Labour’s attacks on the Forth crossing contracts come a week after the MoD announced that contracts for the next generation of Royal Navy support tankers have been awarded to firms in South Korea, instead of Scottish shipyards.

It has also emerged that a tendering process started under the last Labour government resulted in Labour-led Strathclyde Passenger Transport awarding contracts for the regeneration of Glasgow subway to a Czech firm.

The new Forth Crossing is the biggest transport infrastructure project in Scotland for a generation and is currently on time and on budget.

The main Forth Replacement Crossing (FRC) contractors have confirmed the project is currently directly employing 384 people on site, and at its peak the project will directly support 1,200 jobs.
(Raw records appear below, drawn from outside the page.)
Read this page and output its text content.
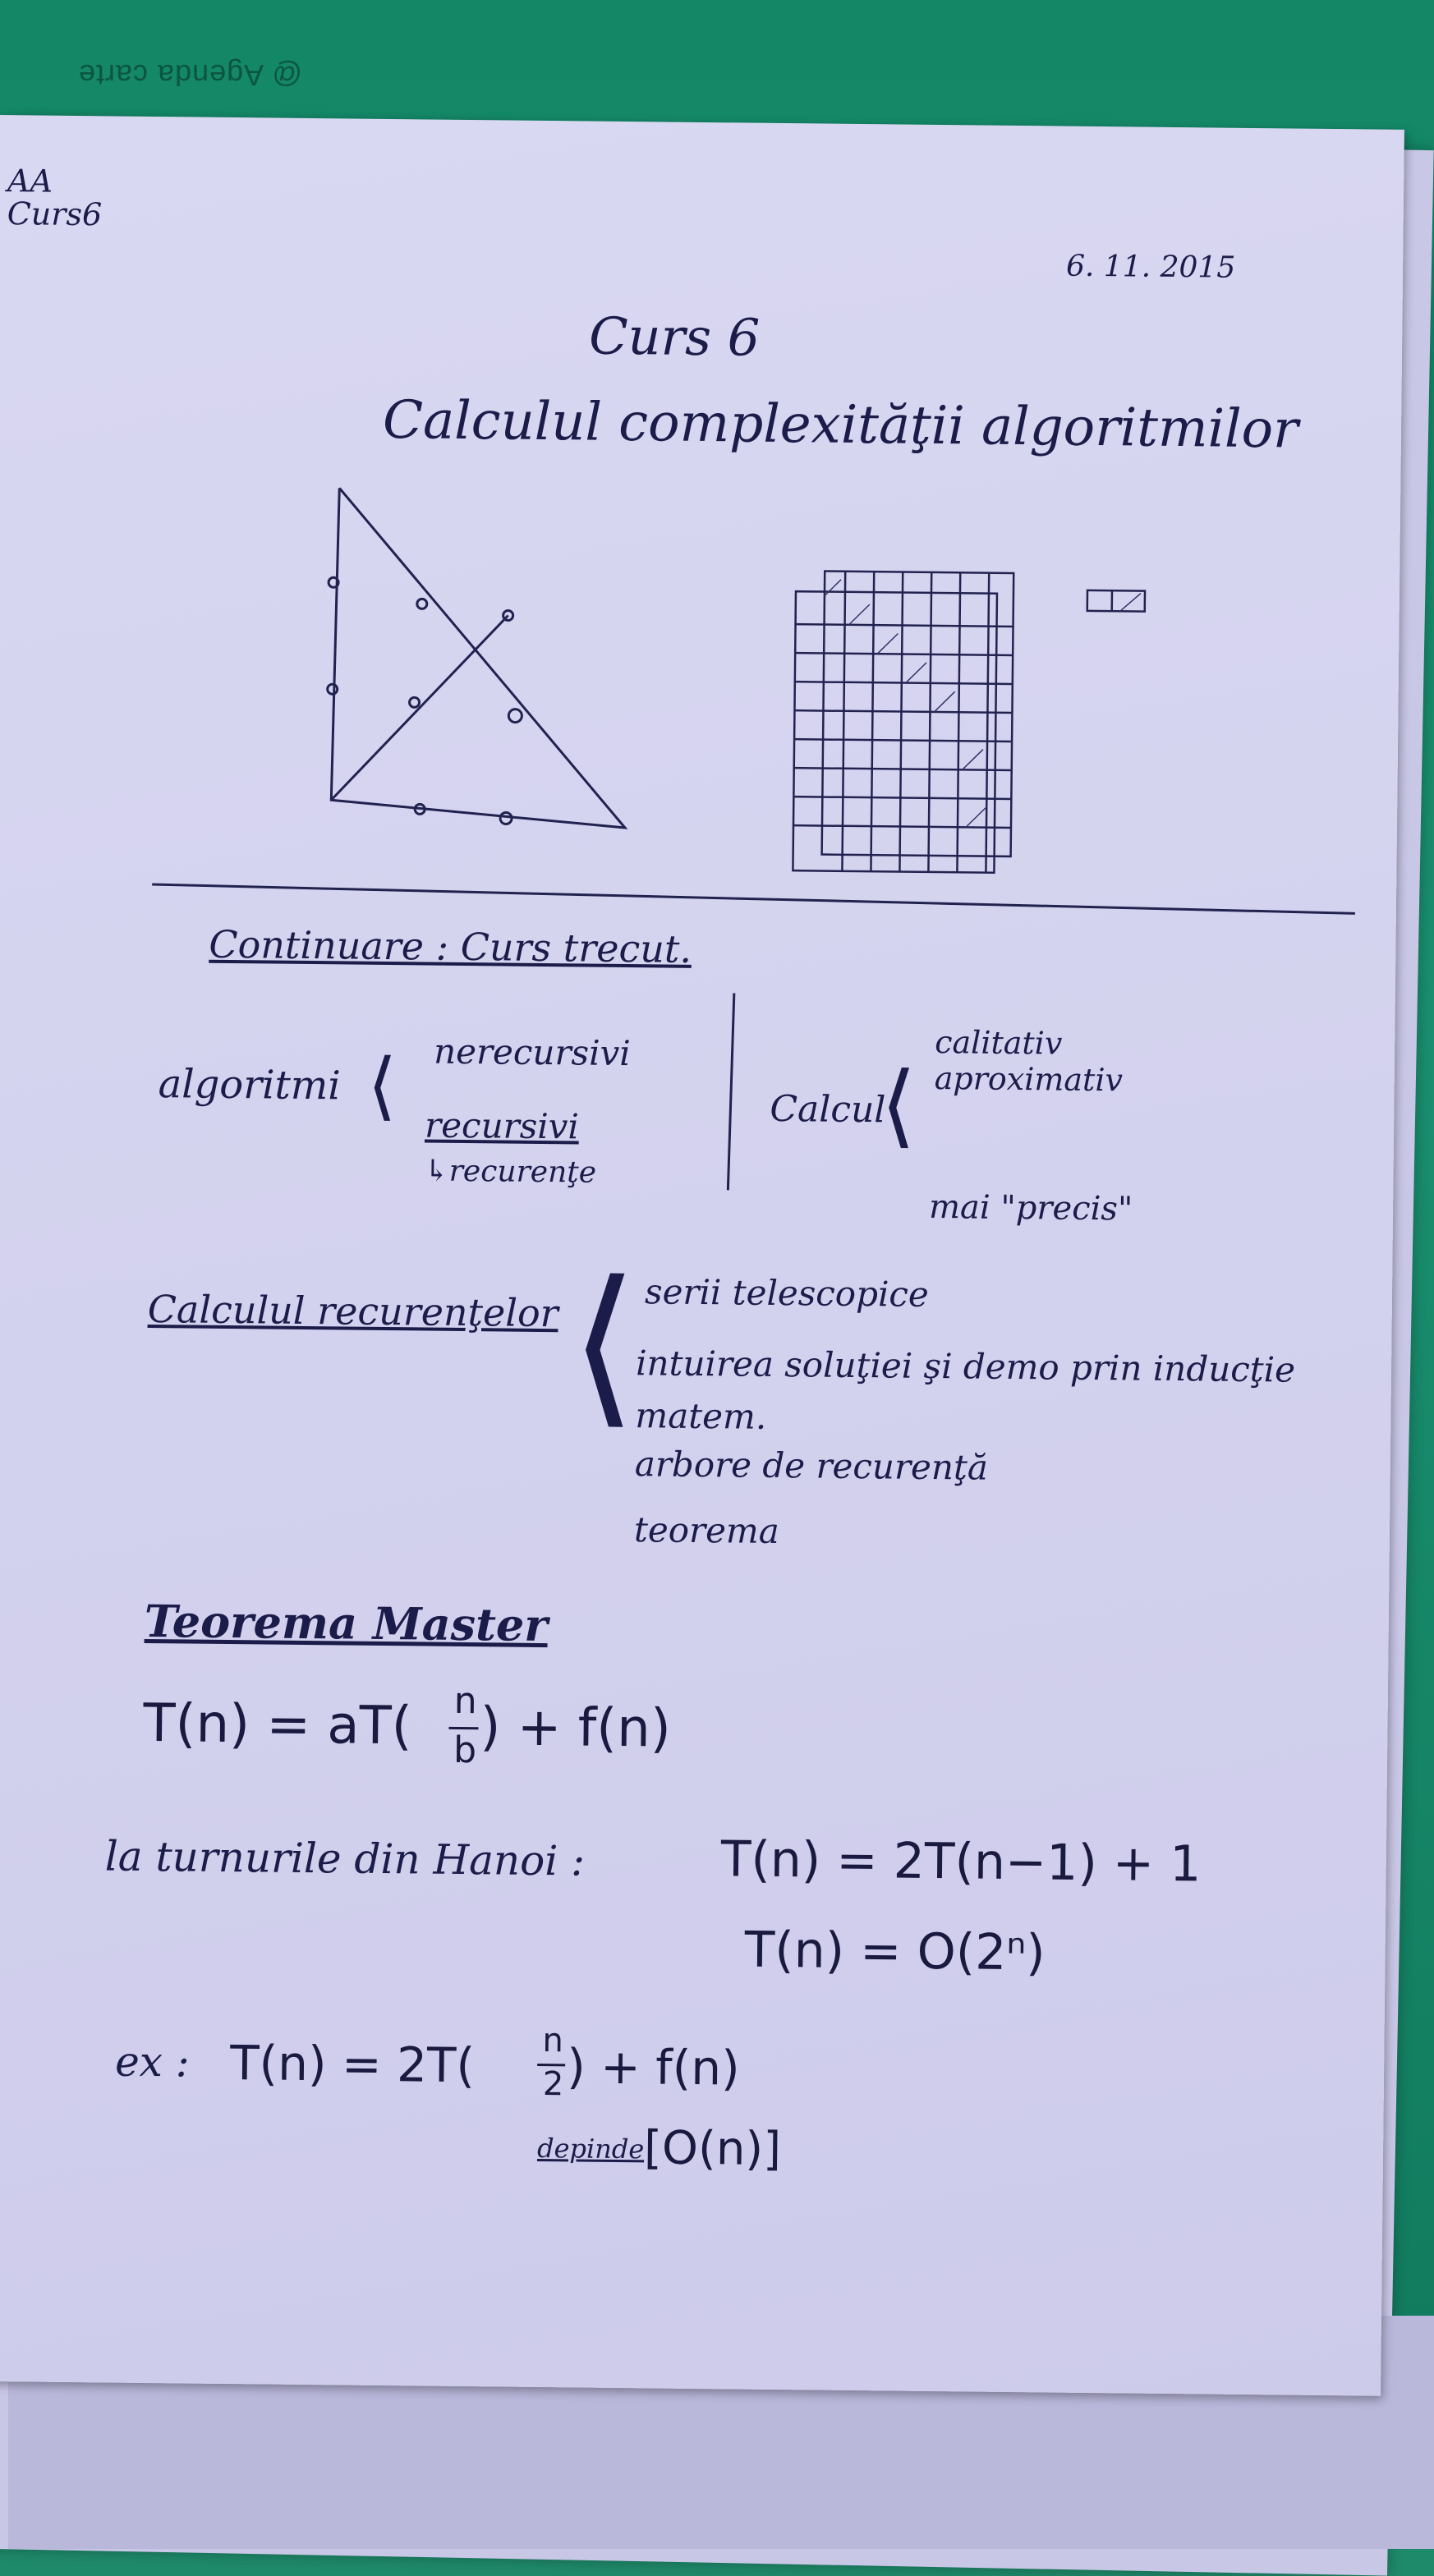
@ Agenda carte
AA Curs6
6. 11. 2015
Curs 6
Calculul complexităţii algoritmilor
Continuare : Curs trecut.
algoritmi ⟨ nerecursivi
recursivi
↳recurenţe
Calcul
⟨
calitativ aproximativ
mai "precis"
Calculul recurenţelor ⟨ serii telescopice
intuirea soluţiei şi demo prin inducţie matem.
arbore de recurenţă
teorema
Teorema Master
T(n) = aT( n
b ) + f(n)
la turnurile din Hanoi :	T(n) = 2T(n−1) + 1
T(n) = O(2ⁿ)
ex : T(n) = 2T( n
2 ) + f(n)
depinde [O(n)]
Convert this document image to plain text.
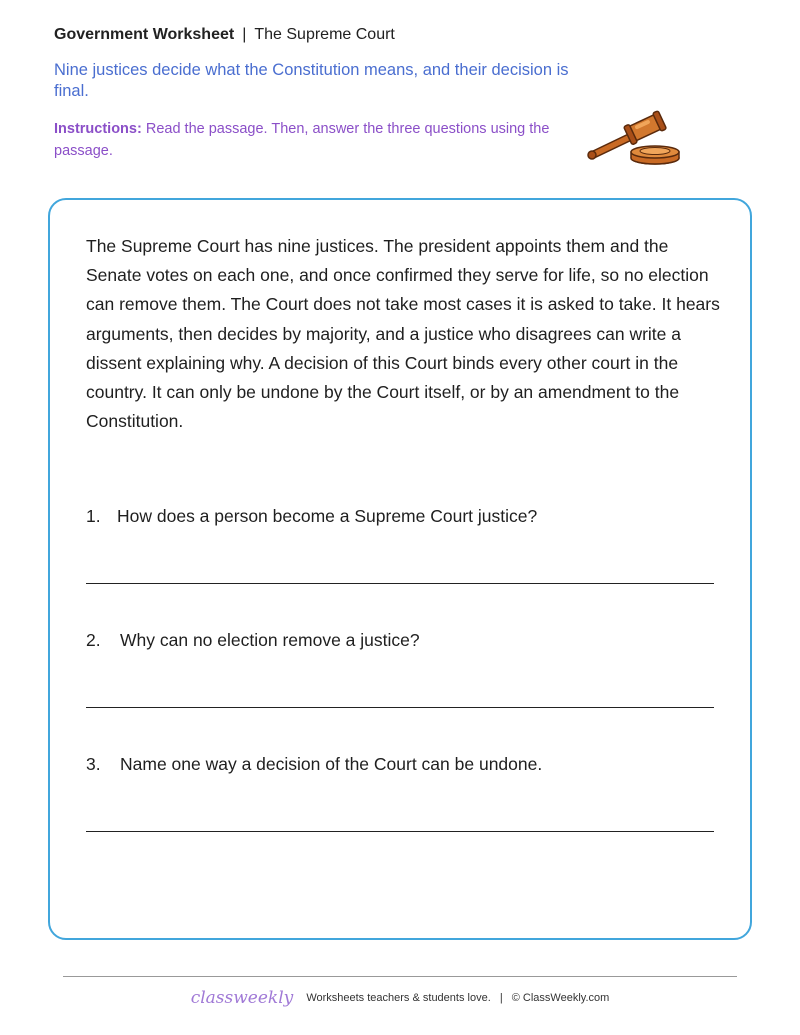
Government Worksheet | The Supreme Court
Nine justices decide what the Constitution means, and their decision is final.
Instructions: Read the passage. Then, answer the three questions using the passage.

The Supreme Court has nine justices. The president appoints them and the Senate votes on each one, and once confirmed they serve for life, so no election can remove them. The Court does not take most cases it is asked to take. It hears arguments, then decides by majority, and a justice who disagrees can write a dissent explaining why. A decision of this Court binds every other court in the country. It can only be undone by the Court itself, or by an amendment to the Constitution.

1. How does a person become a Supreme Court justice?
2. Why can no election remove a justice?
3. Name one way a decision of the Court can be undone.
classweekly Worksheets teachers & students love. | © ClassWeekly.com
These figures don’t take into account the number of people who will be working for the 222 Scottish firms – and that figure is expected to grow significantly over the coming years – currently working in the subcontracting and supply chain for the project.

As of 15 February, the three main contractors appointed to deliver the project have advised Transport Scotland that around £23 million of subcontracts have already been awarded to Scottish companies and around £13 million of supply orders.

The project is currently 9 months into a 6-year construction period and there are many more subcontract and supply order opportunities to come.  Official figures show that 870 out of 1,041 supply orders awarded on the Principal Contract have gone to Scottish companies: 84 per cent of the total.

Accusing Labour of having a “a very short memory” Mr Keir added:

“We are only 9 months into a 6 year construction period and there are many more subcontracts from the Principal Contract to come.

“The SNP Government is committed to ensuring Scottish firms continue to benefit from the FRC.  But it is utterly ridiculous that Labour – who hail themselves as the party for workers – are advocating a plan that would see hundreds of jobs lost.”